Analysis of Lagged Compound Droughts and Floods in the Great Lakes Basin: Historical Patterns and Future Projections under Climate Change
Abstract
Floods and droughts, as two extremes of the hydrologic cycle, can exert adverse environmental, economic, and societal impacts. Understanding their spatial and temporal patterns and changes under climate change and their interplay and compounding effects is critical to developing sustainable and resilient strategies. This study investigates the complex interactions between these opposing extremes, lagged compound droughts and floods (LCDF). We employed a streamflow-based analysis of LCDF over Canada (1963-2012) and proposed a magnitude index based on daily streamflow. The LCDF characteristics were calculated and the potential effect of teleconnections on these LCDFs was assessed based on the Bayesian quantile regression. We then bias-corrected/downscaled precipitation, maximum and minimum temperature, and near-surface wind in eastward and northward from eight CMIP6 GCMs under SSP2-4.5 and SSP5-8.5 scenarios using the Multivariate Bias-Correction algorithm (MBCn) over the Great Lakes and St. Lawrence River basin (GLB) and calculated the characteristics of LCDF events under a warming-related scenario naming it successive warm/dry-warm/wet (SWDWW) and successive warm/wet-warm/dry (SWWWD) events. Next, the WRF-Hydro model was set up, calibrated, validated, and regionalized over the GLB and then derived using the bias-corrected/downscaled GCMs, and the hydrological responses of WRF-Hydro were evaluated in the historical period (1985-2014) and projected in the future (2071-2100).

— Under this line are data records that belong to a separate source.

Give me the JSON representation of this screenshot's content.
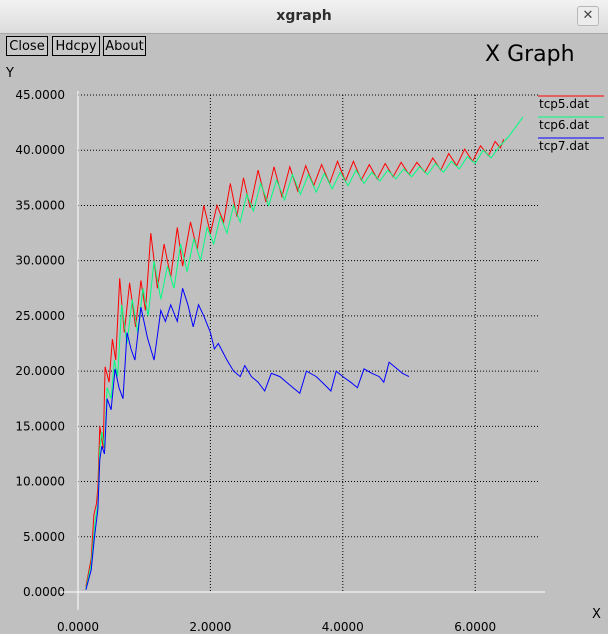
{
  "window": {
    "title": "xgraph",
    "close_glyph": "✕"
  },
  "toolbar": {
    "close_label": "Close",
    "hdcpy_label": "Hdcpy",
    "about_label": "About"
  },
  "graph_title": "X Graph",
  "chart_data": {
    "type": "line",
    "title": "X Graph",
    "xlabel": "X",
    "ylabel": "Y",
    "xlim": [
      0,
      7
    ],
    "ylim": [
      0,
      45
    ],
    "x_ticks": [
      "0.0000",
      "2.0000",
      "4.0000",
      "6.0000"
    ],
    "y_ticks": [
      "0.0000",
      "5.0000",
      "10.0000",
      "15.0000",
      "20.0000",
      "25.0000",
      "30.0000",
      "35.0000",
      "40.0000",
      "45.0000"
    ],
    "grid": true,
    "legend_position": "right",
    "series": [
      {
        "name": "tcp5.dat",
        "color": "#ff0000",
        "points": [
          [
            0.12,
            0.5
          ],
          [
            0.2,
            3.0
          ],
          [
            0.24,
            7.0
          ],
          [
            0.28,
            8.0
          ],
          [
            0.3,
            9.5
          ],
          [
            0.33,
            15.0
          ],
          [
            0.38,
            13.0
          ],
          [
            0.41,
            20.4
          ],
          [
            0.47,
            19.0
          ],
          [
            0.52,
            22.9
          ],
          [
            0.57,
            21.0
          ],
          [
            0.63,
            28.4
          ],
          [
            0.7,
            23.5
          ],
          [
            0.78,
            28.0
          ],
          [
            0.87,
            24.0
          ],
          [
            0.95,
            28.2
          ],
          [
            1.02,
            25.5
          ],
          [
            1.1,
            32.5
          ],
          [
            1.2,
            27.5
          ],
          [
            1.3,
            31.5
          ],
          [
            1.4,
            28.5
          ],
          [
            1.5,
            33.0
          ],
          [
            1.58,
            29.5
          ],
          [
            1.7,
            33.5
          ],
          [
            1.8,
            31.0
          ],
          [
            1.9,
            35.0
          ],
          [
            2.0,
            32.5
          ],
          [
            2.1,
            35.0
          ],
          [
            2.2,
            33.5
          ],
          [
            2.3,
            37.0
          ],
          [
            2.4,
            34.0
          ],
          [
            2.5,
            37.5
          ],
          [
            2.6,
            34.8
          ],
          [
            2.72,
            38.2
          ],
          [
            2.84,
            35.3
          ],
          [
            2.96,
            38.5
          ],
          [
            3.08,
            35.8
          ],
          [
            3.2,
            38.5
          ],
          [
            3.32,
            36.3
          ],
          [
            3.44,
            38.6
          ],
          [
            3.56,
            36.8
          ],
          [
            3.68,
            38.7
          ],
          [
            3.8,
            37.0
          ],
          [
            3.92,
            39.0
          ],
          [
            4.04,
            37.2
          ],
          [
            4.16,
            39.0
          ],
          [
            4.28,
            37.3
          ],
          [
            4.4,
            38.7
          ],
          [
            4.52,
            37.4
          ],
          [
            4.64,
            38.8
          ],
          [
            4.76,
            37.6
          ],
          [
            4.88,
            38.9
          ],
          [
            5.0,
            37.8
          ],
          [
            5.12,
            38.9
          ],
          [
            5.24,
            38.0
          ],
          [
            5.36,
            39.3
          ],
          [
            5.48,
            38.2
          ],
          [
            5.6,
            39.7
          ],
          [
            5.72,
            38.6
          ],
          [
            5.84,
            40.1
          ],
          [
            5.96,
            39.0
          ],
          [
            6.08,
            40.4
          ],
          [
            6.2,
            39.5
          ],
          [
            6.3,
            40.8
          ],
          [
            6.38,
            40.2
          ],
          [
            6.43,
            41.0
          ]
        ]
      },
      {
        "name": "tcp6.dat",
        "color": "#00ff80",
        "points": [
          [
            0.12,
            0.3
          ],
          [
            0.2,
            2.5
          ],
          [
            0.26,
            6.5
          ],
          [
            0.3,
            8.0
          ],
          [
            0.33,
            13.0
          ],
          [
            0.36,
            14.5
          ],
          [
            0.4,
            13.0
          ],
          [
            0.44,
            18.5
          ],
          [
            0.5,
            17.5
          ],
          [
            0.55,
            21.0
          ],
          [
            0.6,
            19.5
          ],
          [
            0.66,
            26.0
          ],
          [
            0.74,
            22.5
          ],
          [
            0.82,
            26.5
          ],
          [
            0.9,
            23.5
          ],
          [
            0.98,
            27.5
          ],
          [
            1.06,
            25.0
          ],
          [
            1.15,
            30.0
          ],
          [
            1.25,
            26.5
          ],
          [
            1.35,
            29.5
          ],
          [
            1.45,
            27.5
          ],
          [
            1.55,
            31.5
          ],
          [
            1.65,
            29.0
          ],
          [
            1.75,
            32.0
          ],
          [
            1.85,
            30.0
          ],
          [
            1.95,
            33.0
          ],
          [
            2.05,
            31.5
          ],
          [
            2.15,
            34.0
          ],
          [
            2.25,
            32.5
          ],
          [
            2.35,
            35.0
          ],
          [
            2.45,
            33.5
          ],
          [
            2.55,
            36.0
          ],
          [
            2.65,
            34.5
          ],
          [
            2.76,
            37.0
          ],
          [
            2.88,
            35.0
          ],
          [
            3.0,
            37.3
          ],
          [
            3.12,
            35.5
          ],
          [
            3.24,
            37.8
          ],
          [
            3.36,
            36.0
          ],
          [
            3.48,
            37.8
          ],
          [
            3.6,
            36.2
          ],
          [
            3.72,
            37.9
          ],
          [
            3.84,
            36.5
          ],
          [
            3.96,
            38.0
          ],
          [
            4.08,
            36.8
          ],
          [
            4.2,
            38.2
          ],
          [
            4.32,
            37.0
          ],
          [
            4.44,
            38.0
          ],
          [
            4.56,
            37.2
          ],
          [
            4.68,
            38.2
          ],
          [
            4.8,
            37.4
          ],
          [
            4.92,
            38.3
          ],
          [
            5.04,
            37.6
          ],
          [
            5.16,
            38.5
          ],
          [
            5.28,
            37.8
          ],
          [
            5.4,
            38.8
          ],
          [
            5.52,
            38.0
          ],
          [
            5.64,
            39.0
          ],
          [
            5.76,
            38.3
          ],
          [
            5.88,
            39.4
          ],
          [
            6.0,
            38.8
          ],
          [
            6.12,
            40.0
          ],
          [
            6.24,
            39.3
          ],
          [
            6.36,
            40.3
          ],
          [
            6.5,
            41.2
          ],
          [
            6.6,
            42.0
          ],
          [
            6.72,
            43.0
          ]
        ]
      },
      {
        "name": "tcp7.dat",
        "color": "#0000ff",
        "points": [
          [
            0.12,
            0.2
          ],
          [
            0.2,
            2.0
          ],
          [
            0.25,
            5.0
          ],
          [
            0.3,
            7.5
          ],
          [
            0.33,
            12.0
          ],
          [
            0.36,
            13.2
          ],
          [
            0.4,
            12.5
          ],
          [
            0.44,
            17.5
          ],
          [
            0.5,
            16.5
          ],
          [
            0.56,
            20.2
          ],
          [
            0.62,
            18.5
          ],
          [
            0.68,
            17.5
          ],
          [
            0.74,
            23.5
          ],
          [
            0.8,
            22.0
          ],
          [
            0.86,
            21.0
          ],
          [
            0.95,
            25.8
          ],
          [
            1.05,
            23.0
          ],
          [
            1.15,
            21.0
          ],
          [
            1.25,
            25.5
          ],
          [
            1.32,
            24.5
          ],
          [
            1.4,
            26.0
          ],
          [
            1.5,
            24.5
          ],
          [
            1.58,
            27.5
          ],
          [
            1.66,
            26.0
          ],
          [
            1.74,
            24.0
          ],
          [
            1.82,
            26.0
          ],
          [
            1.9,
            25.0
          ],
          [
            2.0,
            23.5
          ],
          [
            2.06,
            22.0
          ],
          [
            2.12,
            22.5
          ],
          [
            2.25,
            21.0
          ],
          [
            2.35,
            20.0
          ],
          [
            2.45,
            19.5
          ],
          [
            2.52,
            20.5
          ],
          [
            2.62,
            19.5
          ],
          [
            2.72,
            19.0
          ],
          [
            2.82,
            18.2
          ],
          [
            2.92,
            19.8
          ],
          [
            3.05,
            19.5
          ],
          [
            3.15,
            19.0
          ],
          [
            3.25,
            18.5
          ],
          [
            3.35,
            18.0
          ],
          [
            3.45,
            20.0
          ],
          [
            3.6,
            19.5
          ],
          [
            3.72,
            18.8
          ],
          [
            3.82,
            18.2
          ],
          [
            3.9,
            20.0
          ],
          [
            4.0,
            19.5
          ],
          [
            4.12,
            19.0
          ],
          [
            4.22,
            18.5
          ],
          [
            4.32,
            20.2
          ],
          [
            4.44,
            19.8
          ],
          [
            4.55,
            19.5
          ],
          [
            4.62,
            19.0
          ],
          [
            4.7,
            20.8
          ],
          [
            4.8,
            20.3
          ],
          [
            4.9,
            19.8
          ],
          [
            5.0,
            19.5
          ]
        ]
      }
    ]
  }
}
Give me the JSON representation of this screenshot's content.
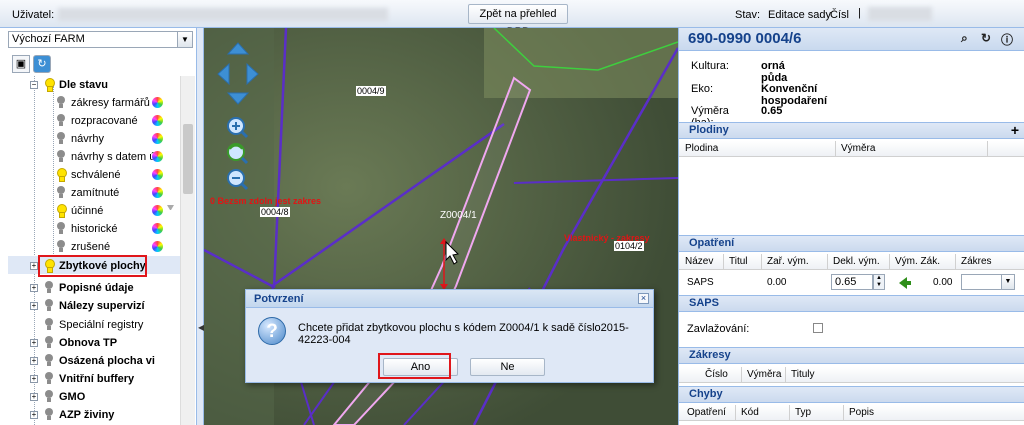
{
  "topbar": {
    "user_label": "Uživatel:",
    "back_button": "Zpět na přehled DPB",
    "stav_label": "Stav:",
    "stav_value": "Editace sady",
    "cislo_label": "Čísl"
  },
  "left": {
    "profile_select": "Výchozí FARM",
    "tree": {
      "dle_stavu": "Dle stavu",
      "items": [
        "zákresy farmářů",
        "rozpracované",
        "návrhy",
        "návrhy s datem ú",
        "schválené",
        "zamítnuté",
        "účinné",
        "historické",
        "zrušené"
      ],
      "zbytkove": "Zbytkové plochy",
      "popisne": "Popisné údaje",
      "nalezy": "Nálezy supervizí",
      "specialni": "Speciální registry",
      "obnova": "Obnova TP",
      "osazena": "Osázená plocha vi",
      "buffery": "Vnitřní buffery",
      "gmo": "GMO",
      "azp": "AZP živiny"
    }
  },
  "map": {
    "labels": {
      "l0004_9": "0004/9",
      "l0004_8": "0004/8",
      "l0104_2": "0104/2",
      "z0004_1": "Z0004/1"
    },
    "red_text_left": "0 Bezsm zdoln jest zakres",
    "red_text_right": "Vlastnický - zakresy"
  },
  "dialog": {
    "title": "Potvrzení",
    "message": "Chcete přidat zbytkovou plochu s kódem Z0004/1 k sadě číslo2015-42223-004",
    "yes": "Ano",
    "no": "Ne"
  },
  "right": {
    "code": "690-0990 0004/6",
    "kultura_label": "Kultura:",
    "kultura_value": "orná půda",
    "eko_label": "Eko:",
    "eko_value": "Konvenční hospodaření",
    "vymera_label": "Výměra (ha):",
    "vymera_value": "0.65",
    "plodiny": {
      "title": "Plodiny",
      "cols": [
        "Plodina",
        "Výměra"
      ]
    },
    "opatreni": {
      "title": "Opatření",
      "cols": [
        "Název",
        "Titul",
        "Zař. vým.",
        "Dekl. vým.",
        "Vým. Zák.",
        "Zákres"
      ],
      "row": {
        "nazev": "SAPS",
        "zar": "0.00",
        "dekl": "0.65",
        "zak": "0.00"
      }
    },
    "saps": {
      "title": "SAPS",
      "zavlazovani": "Zavlažování:"
    },
    "zakresy": {
      "title": "Zákresy",
      "cols": [
        "Číslo",
        "Výměra",
        "Tituly"
      ]
    },
    "chyby": {
      "title": "Chyby",
      "cols": [
        "Opatření",
        "Kód",
        "Typ",
        "Popis"
      ]
    }
  },
  "colors": {
    "accent": "#15428b",
    "highlight": "#e0161b",
    "parcel_line": "#5a2ec8",
    "selected_parcel": "#f0a8f0"
  }
}
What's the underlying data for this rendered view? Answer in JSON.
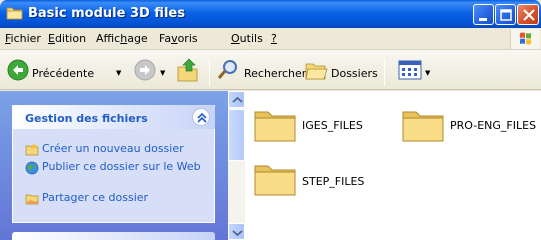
{
  "window": {
    "title": "Basic module 3D files",
    "title_icon": "folder-icon"
  },
  "menu": {
    "items": [
      {
        "pre": "",
        "key": "F",
        "post": "ichier"
      },
      {
        "pre": "",
        "key": "E",
        "post": "dition"
      },
      {
        "pre": "Affic",
        "key": "h",
        "post": "age"
      },
      {
        "pre": "Fa",
        "key": "v",
        "post": "oris"
      },
      {
        "pre": "",
        "key": "O",
        "post": "utils"
      },
      {
        "pre": "",
        "key": "?",
        "post": ""
      }
    ]
  },
  "toolbar": {
    "back_label": "Précédente",
    "search_label": "Rechercher",
    "folders_label": "Dossiers"
  },
  "taskpane": {
    "title": "Gestion des fichiers",
    "links": [
      {
        "label": "Créer un nouveau dossier",
        "icon": "new-folder-icon"
      },
      {
        "label": "Publier ce dossier sur le Web",
        "icon": "globe-icon"
      },
      {
        "label": "Partager ce dossier",
        "icon": "share-folder-icon"
      }
    ]
  },
  "content": {
    "folders": [
      "IGES_FILES",
      "PRO-ENG_FILES",
      "STEP_FILES"
    ]
  },
  "colors": {
    "titlebar": "#0a62e8",
    "taskpane_link": "#215dc6",
    "folder": "#f5d77a"
  }
}
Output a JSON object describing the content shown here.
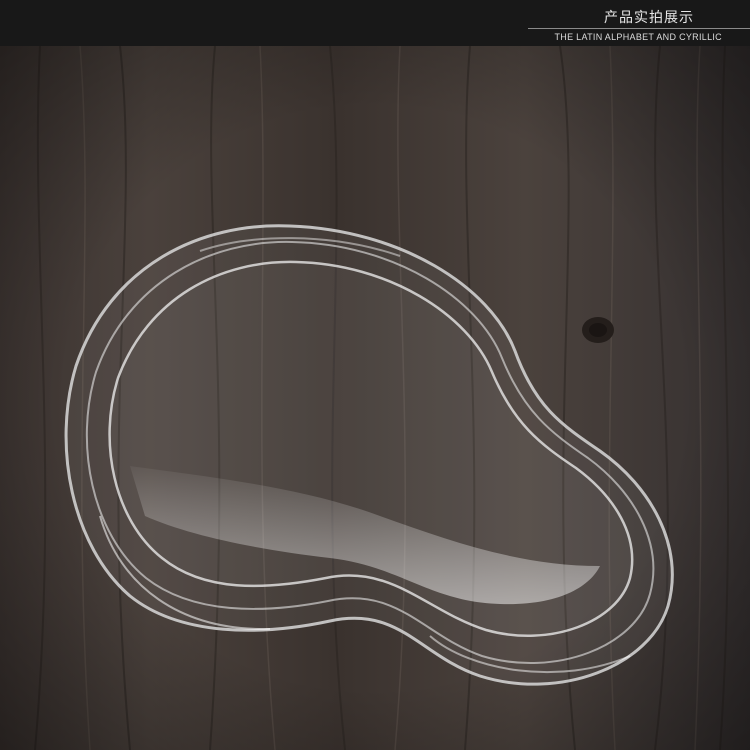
{
  "banner": {
    "title": "产品实拍展示",
    "subtitle": "THE LATIN ALPHABET AND CYRILLIC"
  },
  "photo": {
    "subject": "clear-plastic-lid",
    "background": "dark-wood-table",
    "colors": {
      "wood_dark": "#2e2724",
      "wood_mid": "#4a403b",
      "wood_light": "#6a5e57",
      "banner": "#181818"
    }
  }
}
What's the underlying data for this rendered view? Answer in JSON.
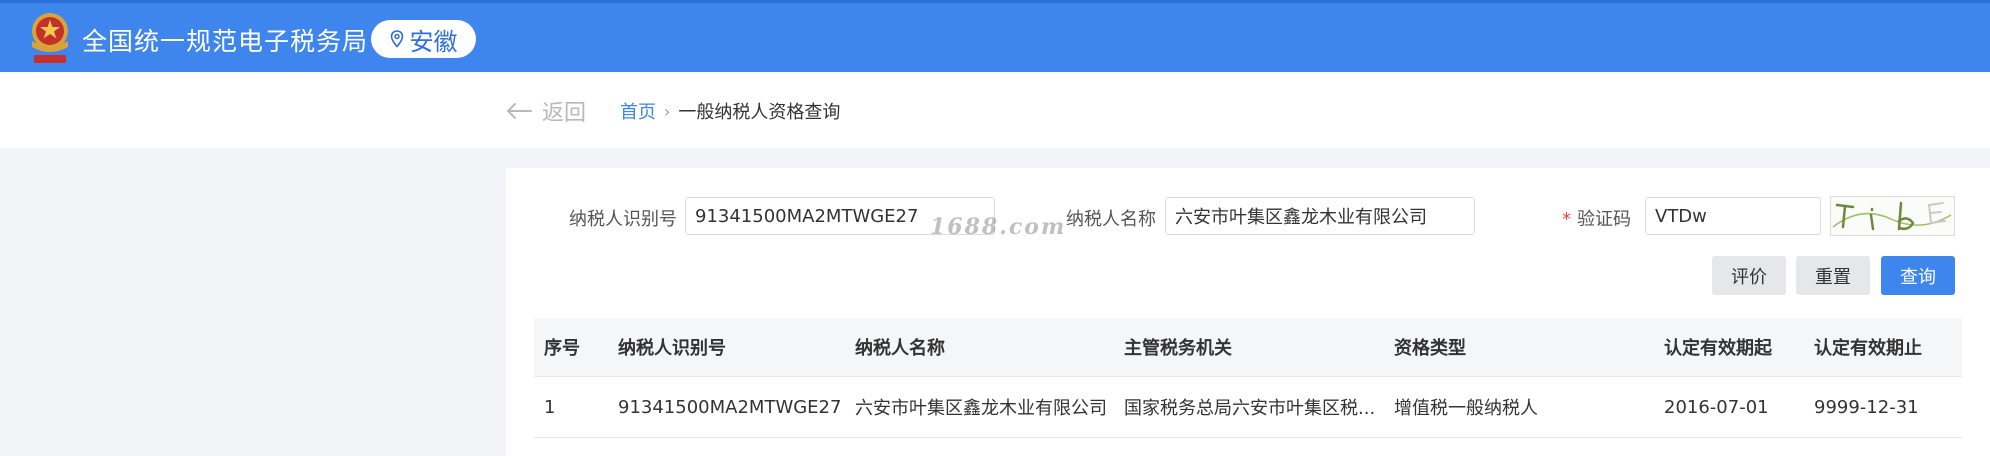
{
  "header": {
    "site_title": "全国统一规范电子税务局",
    "region": "安徽",
    "colors": {
      "bar": "#3f85ee",
      "pill_text": "#2f6fd9"
    }
  },
  "breadcrumb": {
    "back_label": "返回",
    "home": "首页",
    "separator": "›",
    "current": "一般纳税人资格查询"
  },
  "form": {
    "taxpayer_id_label": "纳税人识别号",
    "taxpayer_id_value": "91341500MA2MTWGE27",
    "taxpayer_name_label": "纳税人名称",
    "taxpayer_name_value": "六安市叶集区鑫龙木业有限公司",
    "captcha_required_mark": "*",
    "captcha_label": "验证码",
    "captcha_value": "VTDw",
    "watermark": "1688.com"
  },
  "buttons": {
    "evaluate": "评价",
    "reset": "重置",
    "query": "查询"
  },
  "table": {
    "headers": [
      "序号",
      "纳税人识别号",
      "纳税人名称",
      "主管税务机关",
      "资格类型",
      "认定有效期起",
      "认定有效期止"
    ],
    "rows": [
      [
        "1",
        "91341500MA2MTWGE27",
        "六安市叶集区鑫龙木业有限公司",
        "国家税务总局六安市叶集区税...",
        "增值税一般纳税人",
        "2016-07-01",
        "9999-12-31"
      ]
    ]
  },
  "icons": {
    "emblem": "tax-emblem-icon",
    "region": "location-pin-icon",
    "back": "arrow-left-icon",
    "captcha": "captcha-image"
  }
}
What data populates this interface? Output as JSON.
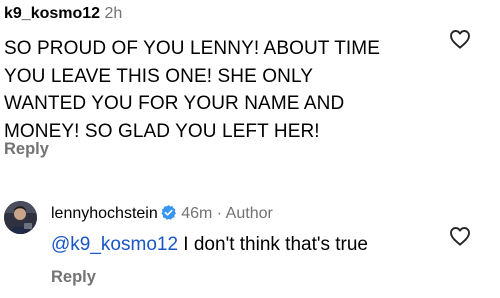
{
  "comments": [
    {
      "username": "k9_kosmo12",
      "time": "2h",
      "text": "SO PROUD OF YOU LENNY! ABOUT TIME YOU LEAVE THIS ONE! SHE ONLY WANTED YOU FOR YOUR NAME AND MONEY! SO GLAD YOU LEFT HER!",
      "lines": [
        "SO PROUD OF YOU LENNY! ABOUT TIME",
        "YOU LEAVE THIS ONE! SHE ONLY",
        "WANTED YOU FOR YOUR NAME AND",
        "MONEY! SO GLAD YOU LEFT HER!"
      ],
      "reply_label": "Reply",
      "like_icon": "heart-outline-icon"
    },
    {
      "username": "lennyhochstein",
      "verified": true,
      "verified_icon": "verified-badge-icon",
      "time": "46m",
      "separator": "·",
      "role": "Author",
      "mention": "@k9_kosmo12",
      "text": " I don't think that's true",
      "reply_label": "Reply",
      "like_icon": "heart-outline-icon",
      "avatar_icon": "profile-avatar"
    }
  ],
  "colors": {
    "mention": "#1a56c8",
    "secondary_text": "#737373",
    "verified": "#3797f0"
  }
}
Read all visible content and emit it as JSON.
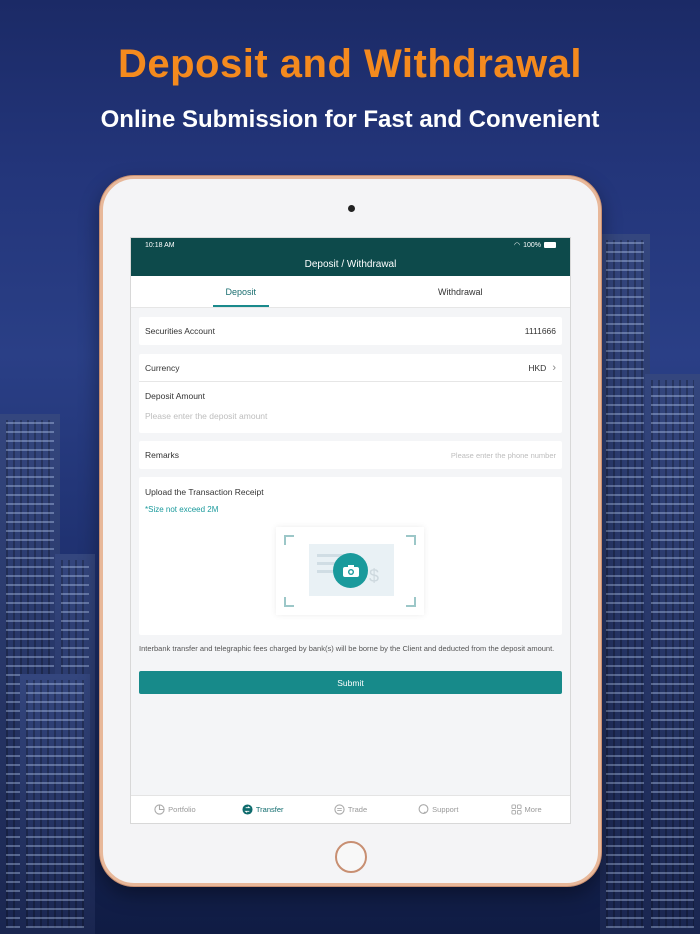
{
  "promo": {
    "headline": "Deposit and Withdrawal",
    "subline": "Online Submission for Fast and Convenient"
  },
  "status": {
    "time": "10:18 AM",
    "battery": "100%"
  },
  "header": {
    "title": "Deposit / Withdrawal"
  },
  "tabs": [
    {
      "label": "Deposit",
      "active": true
    },
    {
      "label": "Withdrawal",
      "active": false
    }
  ],
  "account": {
    "label": "Securities Account",
    "value": "1111666"
  },
  "currency": {
    "label": "Currency",
    "value": "HKD"
  },
  "amount": {
    "label": "Deposit Amount",
    "placeholder": "Please enter the deposit amount"
  },
  "remarks": {
    "label": "Remarks",
    "placeholder": "Please enter the phone number"
  },
  "upload": {
    "title": "Upload the Transaction Receipt",
    "hint": "*Size not exceed 2M"
  },
  "notice": "Interbank transfer and telegraphic fees charged by bank(s) will be borne by the Client and deducted from the deposit amount.",
  "submit_label": "Submit",
  "nav": [
    {
      "label": "Portfolio",
      "icon": "pie-chart-icon",
      "active": false
    },
    {
      "label": "Transfer",
      "icon": "transfer-icon",
      "active": true
    },
    {
      "label": "Trade",
      "icon": "trade-icon",
      "active": false
    },
    {
      "label": "Support",
      "icon": "support-icon",
      "active": false
    },
    {
      "label": "More",
      "icon": "grid-icon",
      "active": false
    }
  ],
  "colors": {
    "accent": "#178a8a",
    "header": "#0d4a4b",
    "headline": "#f48a1e"
  }
}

Additionally, the characteristics of LCDF were calculated based on WRF-Hydro’s outputs (runoff and soil moisture), precipitation, and a merged three-variate index. The study showed that in Canada, the east and west coasts and the GLB are hotspots for these LCDFs and low-frequency variability modes, especially at higher quantiles, affect the magnitude of LCDF. Additionally, the frequency of SWWWD and SWDWW are increasing by climate change. Future soil moisture, Snow Water Equivalent, and runoff are projected to have almost no change, reduction, and increase in the GLB, respectively. The WRF-Hydro-based LCDFs suggest an increase in the intensity of LCDF based on the four indices in the GLB, along with a decrease in the transition time, indicating a more significant event in the future. The findings of this thesis support the future development of robust disaster risk measures and effective water resource planning and mitigation strategies.